I had to suppress laughter. His prayer was sweet and sincere, but just in case God didn’t know it, Mr. Jones wanted the Almighty to bear in mind that he wasn’t an especially bad sinner.
“… Jesus, I ask you to forgive me and to give me eternal life.”
Finished, he looked up misty-eyed. “Young man, do you know what I just did?”
“You just became a Christian,” I said, patting him on the arm.
“I just signed my death warrant!” He was smiling broadly. Now that he was ready for eternity, he figured God might claim his soul at any moment. And, well, the Lord just might do that.
“No, sir,” I said. “You just signed your life warrant!”

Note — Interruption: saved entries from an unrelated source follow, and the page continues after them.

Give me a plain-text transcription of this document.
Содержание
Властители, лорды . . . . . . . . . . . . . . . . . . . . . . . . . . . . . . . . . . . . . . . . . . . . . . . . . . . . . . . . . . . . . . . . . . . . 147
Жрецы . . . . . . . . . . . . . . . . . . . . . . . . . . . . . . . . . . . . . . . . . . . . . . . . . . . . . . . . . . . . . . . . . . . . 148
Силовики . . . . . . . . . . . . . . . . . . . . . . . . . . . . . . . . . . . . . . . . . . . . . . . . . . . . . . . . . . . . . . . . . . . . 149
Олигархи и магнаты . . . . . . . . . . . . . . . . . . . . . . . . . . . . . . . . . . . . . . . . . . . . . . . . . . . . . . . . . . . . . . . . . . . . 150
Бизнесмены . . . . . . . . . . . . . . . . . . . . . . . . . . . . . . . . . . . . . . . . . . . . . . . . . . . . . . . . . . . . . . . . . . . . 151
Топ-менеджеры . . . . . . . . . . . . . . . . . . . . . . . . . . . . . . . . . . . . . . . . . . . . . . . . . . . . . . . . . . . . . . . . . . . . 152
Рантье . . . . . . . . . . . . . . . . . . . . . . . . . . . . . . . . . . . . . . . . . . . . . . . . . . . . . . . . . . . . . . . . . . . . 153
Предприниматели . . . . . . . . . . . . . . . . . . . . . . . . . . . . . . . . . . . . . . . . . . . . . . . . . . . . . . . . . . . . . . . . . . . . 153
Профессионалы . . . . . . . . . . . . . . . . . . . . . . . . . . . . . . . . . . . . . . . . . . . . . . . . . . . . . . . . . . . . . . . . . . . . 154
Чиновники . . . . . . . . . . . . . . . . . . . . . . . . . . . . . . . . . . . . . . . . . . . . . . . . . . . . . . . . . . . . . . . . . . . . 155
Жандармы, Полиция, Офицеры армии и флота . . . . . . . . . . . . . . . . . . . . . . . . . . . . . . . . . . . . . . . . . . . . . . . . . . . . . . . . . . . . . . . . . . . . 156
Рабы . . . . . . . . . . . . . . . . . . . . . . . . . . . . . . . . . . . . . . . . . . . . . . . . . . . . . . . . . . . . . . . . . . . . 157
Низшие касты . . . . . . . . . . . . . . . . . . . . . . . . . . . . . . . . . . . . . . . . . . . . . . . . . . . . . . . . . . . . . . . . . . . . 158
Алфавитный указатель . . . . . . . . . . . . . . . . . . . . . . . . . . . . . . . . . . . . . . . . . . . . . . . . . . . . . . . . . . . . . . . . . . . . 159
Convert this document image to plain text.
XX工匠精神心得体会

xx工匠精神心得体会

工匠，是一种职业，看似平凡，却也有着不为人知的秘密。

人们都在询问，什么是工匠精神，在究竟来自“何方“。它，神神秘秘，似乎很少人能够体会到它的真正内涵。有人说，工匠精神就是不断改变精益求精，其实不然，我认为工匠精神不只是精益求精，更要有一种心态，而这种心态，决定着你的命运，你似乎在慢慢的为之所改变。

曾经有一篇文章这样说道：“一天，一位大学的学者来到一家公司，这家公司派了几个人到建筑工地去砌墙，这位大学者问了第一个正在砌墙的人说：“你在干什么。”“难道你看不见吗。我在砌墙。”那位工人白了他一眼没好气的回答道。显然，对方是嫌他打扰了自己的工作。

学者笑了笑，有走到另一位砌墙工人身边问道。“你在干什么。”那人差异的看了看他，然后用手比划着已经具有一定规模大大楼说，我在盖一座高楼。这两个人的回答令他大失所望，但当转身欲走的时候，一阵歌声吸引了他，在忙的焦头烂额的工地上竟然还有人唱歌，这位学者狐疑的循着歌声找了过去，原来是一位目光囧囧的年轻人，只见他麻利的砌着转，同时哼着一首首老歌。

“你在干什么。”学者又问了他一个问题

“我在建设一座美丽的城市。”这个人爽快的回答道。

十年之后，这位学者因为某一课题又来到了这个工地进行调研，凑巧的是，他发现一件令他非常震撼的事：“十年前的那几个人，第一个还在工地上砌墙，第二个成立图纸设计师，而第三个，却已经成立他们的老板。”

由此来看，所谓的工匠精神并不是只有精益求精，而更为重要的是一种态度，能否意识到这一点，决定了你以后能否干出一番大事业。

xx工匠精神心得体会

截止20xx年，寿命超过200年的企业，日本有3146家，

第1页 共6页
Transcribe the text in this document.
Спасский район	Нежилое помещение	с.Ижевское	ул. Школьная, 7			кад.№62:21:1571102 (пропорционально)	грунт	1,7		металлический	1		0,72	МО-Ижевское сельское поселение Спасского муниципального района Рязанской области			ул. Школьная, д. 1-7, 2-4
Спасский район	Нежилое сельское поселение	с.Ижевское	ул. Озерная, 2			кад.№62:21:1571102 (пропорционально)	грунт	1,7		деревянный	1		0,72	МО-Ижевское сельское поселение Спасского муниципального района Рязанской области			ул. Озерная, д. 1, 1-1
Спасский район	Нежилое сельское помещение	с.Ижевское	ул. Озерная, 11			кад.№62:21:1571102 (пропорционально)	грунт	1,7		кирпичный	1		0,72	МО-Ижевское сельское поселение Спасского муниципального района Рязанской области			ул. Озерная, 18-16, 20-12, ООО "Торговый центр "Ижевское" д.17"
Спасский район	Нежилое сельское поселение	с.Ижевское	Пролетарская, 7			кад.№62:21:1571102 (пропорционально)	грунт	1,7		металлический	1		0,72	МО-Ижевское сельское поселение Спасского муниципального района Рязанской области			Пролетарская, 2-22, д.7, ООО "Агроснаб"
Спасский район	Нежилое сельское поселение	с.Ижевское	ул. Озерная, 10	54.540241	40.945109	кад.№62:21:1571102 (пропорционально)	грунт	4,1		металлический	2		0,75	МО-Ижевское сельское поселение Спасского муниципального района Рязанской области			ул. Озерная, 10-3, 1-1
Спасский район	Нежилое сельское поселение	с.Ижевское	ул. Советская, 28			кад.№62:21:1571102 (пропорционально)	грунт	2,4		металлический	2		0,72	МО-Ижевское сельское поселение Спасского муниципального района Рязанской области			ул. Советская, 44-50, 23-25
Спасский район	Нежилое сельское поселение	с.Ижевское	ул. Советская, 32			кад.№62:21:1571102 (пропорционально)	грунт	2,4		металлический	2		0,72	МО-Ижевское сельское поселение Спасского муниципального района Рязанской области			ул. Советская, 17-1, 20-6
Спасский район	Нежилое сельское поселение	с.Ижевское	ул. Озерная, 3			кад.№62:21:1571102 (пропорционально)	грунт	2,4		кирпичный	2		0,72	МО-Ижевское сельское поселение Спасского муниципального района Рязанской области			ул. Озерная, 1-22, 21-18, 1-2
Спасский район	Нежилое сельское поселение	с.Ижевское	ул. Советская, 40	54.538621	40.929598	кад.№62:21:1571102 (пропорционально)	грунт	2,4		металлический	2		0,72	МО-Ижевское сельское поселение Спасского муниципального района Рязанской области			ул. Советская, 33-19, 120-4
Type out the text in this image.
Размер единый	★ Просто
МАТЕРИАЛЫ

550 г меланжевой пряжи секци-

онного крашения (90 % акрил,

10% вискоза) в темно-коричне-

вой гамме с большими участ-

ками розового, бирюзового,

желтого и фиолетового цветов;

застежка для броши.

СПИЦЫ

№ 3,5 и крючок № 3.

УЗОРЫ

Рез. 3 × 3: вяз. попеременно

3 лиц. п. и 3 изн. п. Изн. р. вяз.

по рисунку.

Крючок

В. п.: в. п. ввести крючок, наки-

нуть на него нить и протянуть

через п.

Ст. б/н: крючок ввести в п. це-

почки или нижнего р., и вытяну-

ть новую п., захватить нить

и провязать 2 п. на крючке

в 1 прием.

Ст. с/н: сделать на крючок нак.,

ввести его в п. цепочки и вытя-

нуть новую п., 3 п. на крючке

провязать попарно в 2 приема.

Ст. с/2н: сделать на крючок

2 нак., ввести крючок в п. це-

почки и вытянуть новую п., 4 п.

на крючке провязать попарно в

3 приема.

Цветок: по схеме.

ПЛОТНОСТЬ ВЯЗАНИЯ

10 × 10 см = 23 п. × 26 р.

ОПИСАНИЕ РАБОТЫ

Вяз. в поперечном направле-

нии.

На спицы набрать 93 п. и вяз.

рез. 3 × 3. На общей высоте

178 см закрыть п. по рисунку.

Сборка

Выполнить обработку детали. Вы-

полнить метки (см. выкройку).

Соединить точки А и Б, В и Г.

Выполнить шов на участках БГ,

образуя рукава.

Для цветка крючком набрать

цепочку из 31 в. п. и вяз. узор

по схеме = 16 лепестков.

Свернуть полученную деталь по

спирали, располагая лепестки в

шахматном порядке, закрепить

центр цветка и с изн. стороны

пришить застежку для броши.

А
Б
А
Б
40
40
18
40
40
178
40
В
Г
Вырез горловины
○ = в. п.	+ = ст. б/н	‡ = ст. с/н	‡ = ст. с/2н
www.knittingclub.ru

We talked for a few more minutes and I gave him my name and number before we parted ways. I don’t know whether I will see or hear from him again. That’s okay. If nowhere else, I will see him in heaven. He entered that parking lot a man who was fearful of his own mortality. He left it a child of God who carried with him the promise of eternity. Not a bad day on the walking trail.
Seeing people come to Christ is always the most exciting aspect of our work at Fixed Point Foundation. My colleague, Bill Wortman, could tell similar stories. Frequently such people seek us out because they attended one of our events or lectures, listened to one of our DVDs or CDs, or read one of my articles. This particular occasion was an exception. In every instance, however, it is always a result of God using us to fulfill His perfect plan. I am confident that if every Christian prayed and prepared for these opportunities, God would provide them. Such stories are at the heart of Fixed Point Foundation’s work of proclaiming and defending the Gospel.
* This is not his real name. I have changed it for the sake of anonymity.